Вспоминая этот эпизод из прежней жизни, Федотов разглядывал срочно слепленный трехкомпонентный полиграф. Первый канал писал на ленту сердечные ритмы, второй проводимость ладоней, третий фиксировал потенциалы височных областей головной костяки. Труднее всего оказалось, присобачить к стандартному кардиографу еще два самописца. Внешний вид прибора был, мягко говоря, ну очень неказистым. По сути, на столе лежали небрежно соединенные между собой три кардиографа.
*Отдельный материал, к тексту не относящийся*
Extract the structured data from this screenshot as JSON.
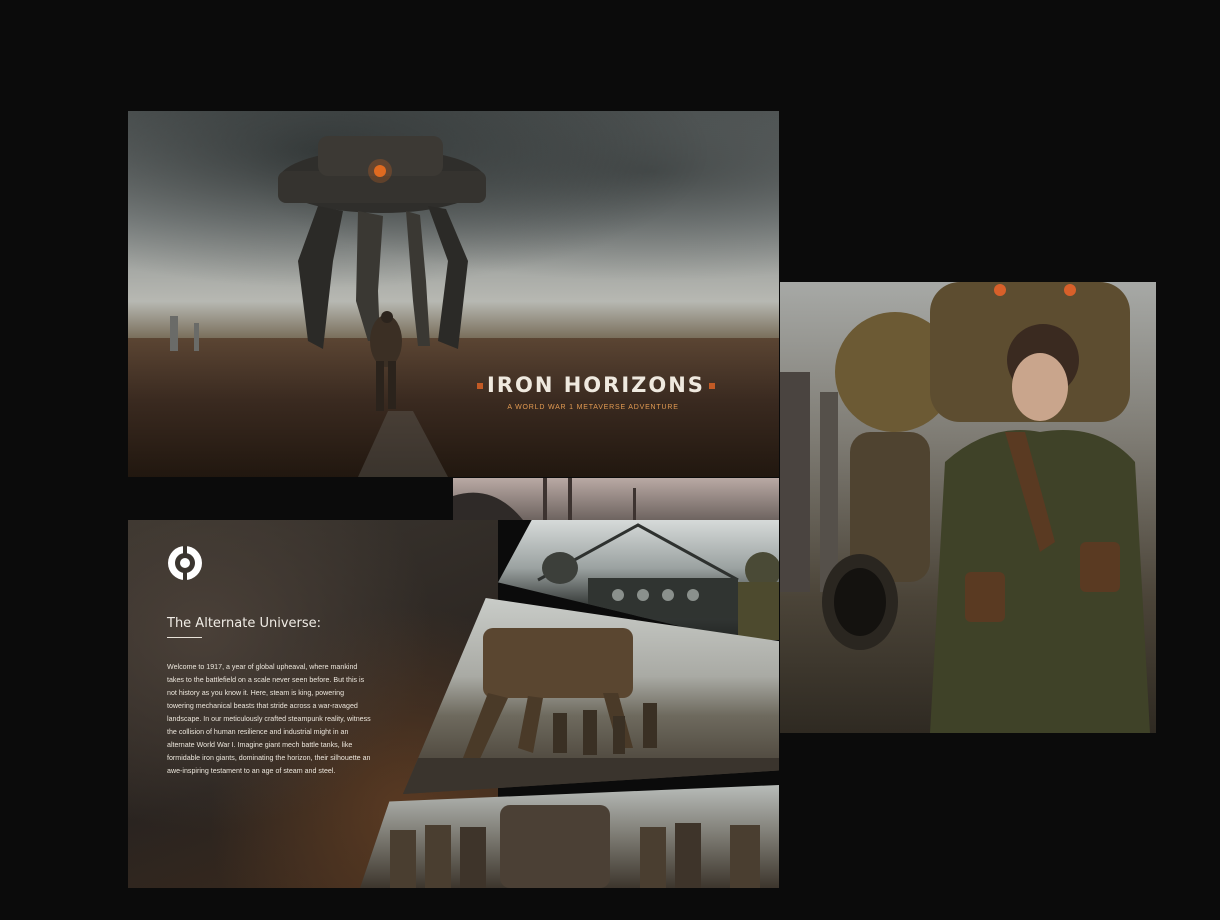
{
  "hero": {
    "title": "IRON HORIZONS",
    "subtitle": "A WORLD WAR 1 METAVERSE ADVENTURE"
  },
  "section": {
    "title": "The Alternate Universe:",
    "body": "Welcome to 1917, a year of global upheaval, where mankind takes to the battlefield on a scale never seen before. But this is not history as you know it. Here, steam is king, powering towering mechanical beasts that stride across a war-ravaged landscape. In our meticulously crafted steampunk reality, witness the collision of human resilience and industrial might in an alternate World War I. Imagine giant mech battle tanks, like formidable iron giants, dominating the horizon, their silhouette an awe-inspiring testament to an age of steam and steel."
  },
  "colors": {
    "background": "#0b0b0b",
    "accent": "#c25a25",
    "subtitle": "#e19a52"
  }
}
Иной макет по сравнению с этим убожеством смотрелся куда как краше, но аппарат работал, и это было главным.
Непосредственных разработчиков наградили и взяли подписки о неразглашении, а Зверев приступил к проверке «кардиографа с расширенными функциями». Под такой легендой проводились наработки применения полиграфа.
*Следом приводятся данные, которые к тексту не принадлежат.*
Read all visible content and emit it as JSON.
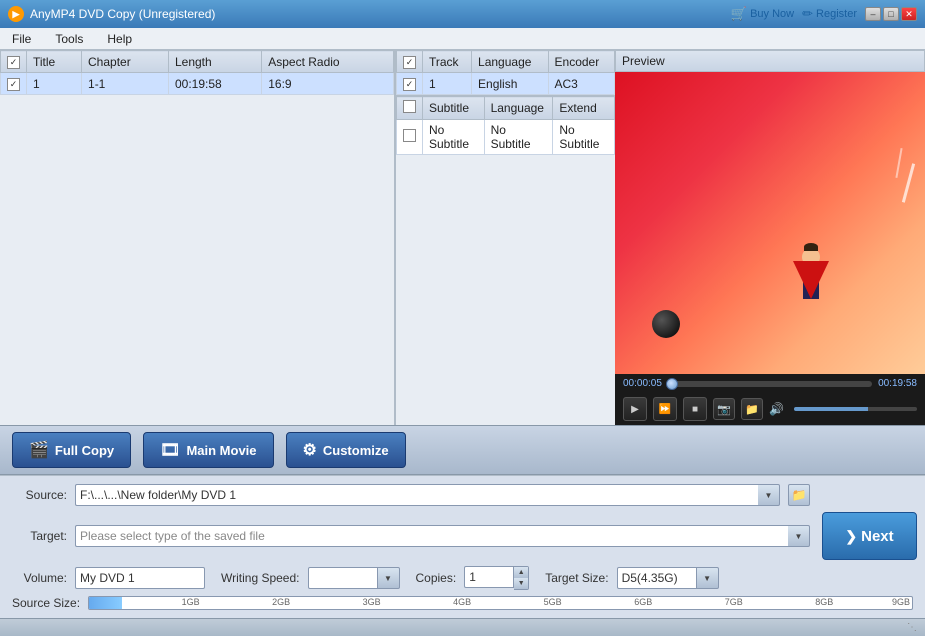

Роль «профессора» исполнял знакомый господина Тарханова отставник-полицейский. «Медицинское светило» задавал вопросы, на которое надо было отвечать только «да» или «нет». Народ постоянно путался, за что особо бестолковые получали стетоскопом по лбу. Сам же «проф» бормотал под нос фразы странного содержания, а как иначе можно воспринимать такой перл: «Так, так. Живой, говорите? А вот это мы сейчас, милостивый государь, проверим. Да-с, непременно проверим-с». Зверев прятался за ширмой, пытаясь на слух уловить фальшь. Получалось не очень убедительно. Вскоре выяснилось, что и полиграф привирал, впрочем, это было ожидаемо — даже в начале XXI века эти приборы не давали стопроцентного результата, поэтому, когда детектор лжи показал идеальную честность Ивана Никитича, Зверев призадумался.
Что толкнуло «медицинское светило» заняться следствием так и осталось неясным, скорее всего, сказался опыт, но сработало на все сто!
— Вы говорили с посторонними о политических взглядах господина Федотова?
Отрицательный ответ полиграф проглотил, но полицейского обмануть было сложнее.
— Вы говорили со своими?
— Да, но я за этого человека ручаюсь, — мелькнувшую в ответе неуверенность прибор зафиксировал точно.
— С кем вы обсуждали политические взгляды своего начальника? — рявкнув, «проф» явно вспомнив полицейскую молодость, и… и результат не замедлил сказаться:
— С Игорем…
Как тут было не вспомнить знаменитое: «Бывших в спецслужбах не бывает». И ведь действительно не бывает, и не важно, как называется та контора: ФСБ, КГБ, НКВД или просто московская полиция.
«Кротом» оказался младший чертежник подготовительного участка Игорь Черемушкин. В лапы политического сыска Игорь попал летом 1904-го года. С тех пор он аккуратно стучал на своих товарищей-эсеров, а в 1905-м ему «порекомендовали» присмотреться к своим новым коллегам, среди которых оказался и Виноградов, который помог устроиться Игорю в «Русское радио».
Иван знал своего протеже еще по гимназическому кружку. Потом их дороги разошлись — Игорь примкнул у эсерам, а Ивана занесло к эсдекам, поэтому Никитичу и в голову не приходило скрывать от однокашника события, не относящиеся к его партийной работе. К слову сказать, Иван толком ничего не знал даже о делах своей ячейки — последние годы он до отказа погрузился в работу.
Игоря взяли «неизвестные», лиц которых он так и не увидел. После слегка отбитых почек и трехдневной отсидки в холодном погребе, человека с красивой фамилией Черемушкин правильнее было бы назвать «Соловьевым», так красиво он пел о своих злоключениях. О причинах, побудивших Игоря сначала примкнуть к эсерам, а потом доносить о них в полицию, его толком не спрашивали, зато до мельчайших подробностей выясняли, что, когда и кому он сообщал. Его мучителей интересовало, что за люди с ним контактировали, их внешний вид, привычки, даже жесты и манера речи.
Выпотрошенного до дна стукача, выкинули на окраине Москвы, предварительно качественно разъяснив, как отныне он должен жить. Будущее ничего хорошего не предвещало. Теперь Игорь был обязан стучать неизвестным «дознавателям», а в полицию доносить отредактированную ими версию.